Hidden Figures — The Real Story
Posted on December 23, 2016 at 8:00 am
It was the 1960’s and the sign on the door at NASA read “Colored Computers.” That was not a reference to IBM’s Big Blue. This was a reference to the human beings, African-American women, who were doing the calculations for the space program. Margot Lee Shetterly, herself the daughter of a NASA scientist, spent six years researching her book, Hidden Figures: The American Dream and the Untold Story of the Black Women Mathematicians Who Helped Win the Space Race, now the basis for a film starring Oscar-winner Octavia Spencer, along with Taraji P. Henson and Jonelle Monae. The Muse has an excellent interview with Ms. Shetterly.
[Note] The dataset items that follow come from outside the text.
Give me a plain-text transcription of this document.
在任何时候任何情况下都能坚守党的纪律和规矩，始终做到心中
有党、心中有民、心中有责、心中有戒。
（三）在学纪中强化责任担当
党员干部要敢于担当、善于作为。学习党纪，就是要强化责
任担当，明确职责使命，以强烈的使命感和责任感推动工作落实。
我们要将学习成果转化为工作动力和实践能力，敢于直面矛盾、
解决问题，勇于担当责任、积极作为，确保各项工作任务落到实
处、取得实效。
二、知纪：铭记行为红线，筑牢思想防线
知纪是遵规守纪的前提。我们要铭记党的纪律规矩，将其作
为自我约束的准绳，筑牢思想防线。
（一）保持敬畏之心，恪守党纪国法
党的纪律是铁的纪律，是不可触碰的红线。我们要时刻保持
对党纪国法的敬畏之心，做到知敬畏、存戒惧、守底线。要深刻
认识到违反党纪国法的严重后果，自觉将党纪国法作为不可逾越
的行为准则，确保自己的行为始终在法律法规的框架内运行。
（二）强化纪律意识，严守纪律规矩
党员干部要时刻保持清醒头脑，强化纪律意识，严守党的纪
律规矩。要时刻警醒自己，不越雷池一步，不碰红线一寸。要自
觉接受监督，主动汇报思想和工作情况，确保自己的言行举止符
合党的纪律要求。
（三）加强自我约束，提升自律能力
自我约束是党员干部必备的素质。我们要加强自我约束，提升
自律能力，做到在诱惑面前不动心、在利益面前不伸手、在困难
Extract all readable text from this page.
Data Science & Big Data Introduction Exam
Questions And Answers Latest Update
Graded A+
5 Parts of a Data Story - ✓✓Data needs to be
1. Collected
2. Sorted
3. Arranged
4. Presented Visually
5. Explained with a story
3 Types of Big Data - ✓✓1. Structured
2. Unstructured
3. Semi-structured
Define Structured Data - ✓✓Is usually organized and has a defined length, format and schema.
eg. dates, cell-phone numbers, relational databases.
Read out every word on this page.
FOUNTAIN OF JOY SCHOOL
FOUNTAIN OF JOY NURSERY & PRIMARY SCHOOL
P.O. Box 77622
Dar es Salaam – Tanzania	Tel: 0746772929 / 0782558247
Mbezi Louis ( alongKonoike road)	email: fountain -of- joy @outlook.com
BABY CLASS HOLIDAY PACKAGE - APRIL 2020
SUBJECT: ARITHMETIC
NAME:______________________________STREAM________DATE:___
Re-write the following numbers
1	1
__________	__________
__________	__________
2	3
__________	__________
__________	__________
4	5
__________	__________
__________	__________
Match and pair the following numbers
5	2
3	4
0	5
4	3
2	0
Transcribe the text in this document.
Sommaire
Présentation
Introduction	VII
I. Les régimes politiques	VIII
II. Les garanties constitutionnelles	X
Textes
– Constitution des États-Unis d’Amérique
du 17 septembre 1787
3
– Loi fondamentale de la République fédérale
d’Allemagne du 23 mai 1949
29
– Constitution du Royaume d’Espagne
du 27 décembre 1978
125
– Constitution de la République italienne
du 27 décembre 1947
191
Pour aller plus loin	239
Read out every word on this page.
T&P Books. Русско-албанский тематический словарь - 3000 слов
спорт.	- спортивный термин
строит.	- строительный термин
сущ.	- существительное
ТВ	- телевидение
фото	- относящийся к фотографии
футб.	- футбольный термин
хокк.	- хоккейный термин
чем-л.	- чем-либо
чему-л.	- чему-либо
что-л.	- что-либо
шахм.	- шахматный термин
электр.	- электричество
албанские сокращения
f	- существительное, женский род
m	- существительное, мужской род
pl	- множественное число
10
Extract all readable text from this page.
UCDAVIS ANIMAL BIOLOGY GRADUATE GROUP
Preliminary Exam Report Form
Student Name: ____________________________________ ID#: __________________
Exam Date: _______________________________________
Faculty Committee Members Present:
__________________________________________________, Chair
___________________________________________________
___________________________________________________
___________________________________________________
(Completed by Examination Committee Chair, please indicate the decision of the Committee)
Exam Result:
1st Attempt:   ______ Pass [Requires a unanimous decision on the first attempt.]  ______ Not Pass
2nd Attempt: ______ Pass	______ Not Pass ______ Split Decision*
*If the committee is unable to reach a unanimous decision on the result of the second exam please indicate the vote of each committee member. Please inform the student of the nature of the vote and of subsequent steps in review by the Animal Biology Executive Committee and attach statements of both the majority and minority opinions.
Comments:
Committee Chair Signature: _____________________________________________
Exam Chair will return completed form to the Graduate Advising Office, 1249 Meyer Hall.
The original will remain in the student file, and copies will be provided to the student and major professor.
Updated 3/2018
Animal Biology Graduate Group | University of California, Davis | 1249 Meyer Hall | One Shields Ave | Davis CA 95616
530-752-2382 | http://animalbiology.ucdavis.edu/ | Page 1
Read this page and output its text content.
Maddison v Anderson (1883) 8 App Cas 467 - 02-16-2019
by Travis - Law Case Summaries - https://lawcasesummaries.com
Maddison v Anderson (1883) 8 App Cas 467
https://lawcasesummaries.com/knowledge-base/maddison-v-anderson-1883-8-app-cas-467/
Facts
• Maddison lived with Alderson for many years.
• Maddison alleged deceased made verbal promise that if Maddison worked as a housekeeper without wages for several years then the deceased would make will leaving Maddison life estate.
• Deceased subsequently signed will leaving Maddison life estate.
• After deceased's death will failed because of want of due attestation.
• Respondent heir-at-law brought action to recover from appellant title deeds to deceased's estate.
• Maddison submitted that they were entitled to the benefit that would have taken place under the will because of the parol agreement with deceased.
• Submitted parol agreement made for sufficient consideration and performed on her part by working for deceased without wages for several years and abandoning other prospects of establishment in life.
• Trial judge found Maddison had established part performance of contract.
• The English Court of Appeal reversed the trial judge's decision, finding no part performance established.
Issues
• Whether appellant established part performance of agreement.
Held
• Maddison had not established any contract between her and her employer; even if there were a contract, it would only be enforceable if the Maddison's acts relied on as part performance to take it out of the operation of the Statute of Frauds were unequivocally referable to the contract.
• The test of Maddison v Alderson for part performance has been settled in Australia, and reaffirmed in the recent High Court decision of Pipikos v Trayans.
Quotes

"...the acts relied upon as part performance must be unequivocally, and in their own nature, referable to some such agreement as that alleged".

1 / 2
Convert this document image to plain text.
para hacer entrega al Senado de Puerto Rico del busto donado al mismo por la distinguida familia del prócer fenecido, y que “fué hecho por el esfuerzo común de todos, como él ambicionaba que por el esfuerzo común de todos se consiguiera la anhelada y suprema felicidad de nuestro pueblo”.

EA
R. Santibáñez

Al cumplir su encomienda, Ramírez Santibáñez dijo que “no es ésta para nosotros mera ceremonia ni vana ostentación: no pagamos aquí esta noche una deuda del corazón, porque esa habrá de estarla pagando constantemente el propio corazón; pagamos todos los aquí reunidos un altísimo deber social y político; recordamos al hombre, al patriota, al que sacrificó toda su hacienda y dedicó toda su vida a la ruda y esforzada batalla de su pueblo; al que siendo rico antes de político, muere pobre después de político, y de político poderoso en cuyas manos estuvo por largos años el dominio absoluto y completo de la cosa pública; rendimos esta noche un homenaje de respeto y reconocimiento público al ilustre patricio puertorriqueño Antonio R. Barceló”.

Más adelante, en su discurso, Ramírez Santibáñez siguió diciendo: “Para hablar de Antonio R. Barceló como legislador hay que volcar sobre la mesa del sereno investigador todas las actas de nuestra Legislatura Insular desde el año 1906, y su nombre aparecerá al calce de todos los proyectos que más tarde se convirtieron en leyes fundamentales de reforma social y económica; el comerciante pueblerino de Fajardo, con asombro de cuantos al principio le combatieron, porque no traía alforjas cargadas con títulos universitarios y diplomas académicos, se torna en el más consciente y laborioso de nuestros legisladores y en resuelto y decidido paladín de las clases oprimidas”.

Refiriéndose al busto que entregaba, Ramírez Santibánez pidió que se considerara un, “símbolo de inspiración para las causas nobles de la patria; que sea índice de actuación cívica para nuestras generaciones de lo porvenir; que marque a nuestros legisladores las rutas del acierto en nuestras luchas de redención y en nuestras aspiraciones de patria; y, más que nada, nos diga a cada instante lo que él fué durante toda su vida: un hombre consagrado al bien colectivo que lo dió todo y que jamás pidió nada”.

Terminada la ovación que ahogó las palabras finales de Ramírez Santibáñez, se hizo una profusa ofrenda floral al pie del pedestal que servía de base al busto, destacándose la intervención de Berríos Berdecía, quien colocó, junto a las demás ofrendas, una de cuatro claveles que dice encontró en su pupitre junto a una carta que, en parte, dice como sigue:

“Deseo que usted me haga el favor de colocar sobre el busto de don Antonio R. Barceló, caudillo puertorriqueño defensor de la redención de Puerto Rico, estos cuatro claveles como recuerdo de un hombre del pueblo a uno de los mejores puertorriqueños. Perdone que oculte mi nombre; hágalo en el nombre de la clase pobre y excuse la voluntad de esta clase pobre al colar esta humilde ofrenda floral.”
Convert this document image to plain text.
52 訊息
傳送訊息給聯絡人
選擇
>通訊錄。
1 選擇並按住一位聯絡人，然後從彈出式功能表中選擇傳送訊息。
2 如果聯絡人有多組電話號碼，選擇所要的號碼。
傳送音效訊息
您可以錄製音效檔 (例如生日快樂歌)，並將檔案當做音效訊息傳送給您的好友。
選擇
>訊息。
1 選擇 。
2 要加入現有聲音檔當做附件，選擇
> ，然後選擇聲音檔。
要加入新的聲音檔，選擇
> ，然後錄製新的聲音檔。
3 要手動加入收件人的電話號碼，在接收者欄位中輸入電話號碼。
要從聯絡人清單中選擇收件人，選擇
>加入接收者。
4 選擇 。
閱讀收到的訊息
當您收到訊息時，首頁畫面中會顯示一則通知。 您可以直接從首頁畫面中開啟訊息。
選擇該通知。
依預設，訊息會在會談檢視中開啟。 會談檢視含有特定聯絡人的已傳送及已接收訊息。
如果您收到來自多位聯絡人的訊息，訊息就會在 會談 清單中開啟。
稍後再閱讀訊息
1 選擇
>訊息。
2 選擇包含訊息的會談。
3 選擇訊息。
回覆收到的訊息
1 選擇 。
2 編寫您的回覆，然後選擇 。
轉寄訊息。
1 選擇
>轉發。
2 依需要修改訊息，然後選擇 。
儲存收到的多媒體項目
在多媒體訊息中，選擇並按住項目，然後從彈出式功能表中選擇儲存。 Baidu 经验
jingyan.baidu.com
There are always these first and only stories, where it’s like, the first black person to do this, or the first woman to do this, and we need those stores. They are super inspirational. But the thing that’s so exciting to me about this is that none of these women had to be the first or the only. Like the first white computer pool was five women, the first black computer pool was five women. Over time, each of those pools grew tremendously to prove over and over that women are very adaptive and have the right temperament, the right skill set, the right intellectual firepower for this work. That’s truly confidence-inspiring, because you don’t have to face the objections of like, “Yeah, well, there’s just one woman. We know that most women are like this.” It’s like, No, no, no. This is a revolution. The technological revolution that was the space race was carried out with two women and their mathematical talents, because of other women.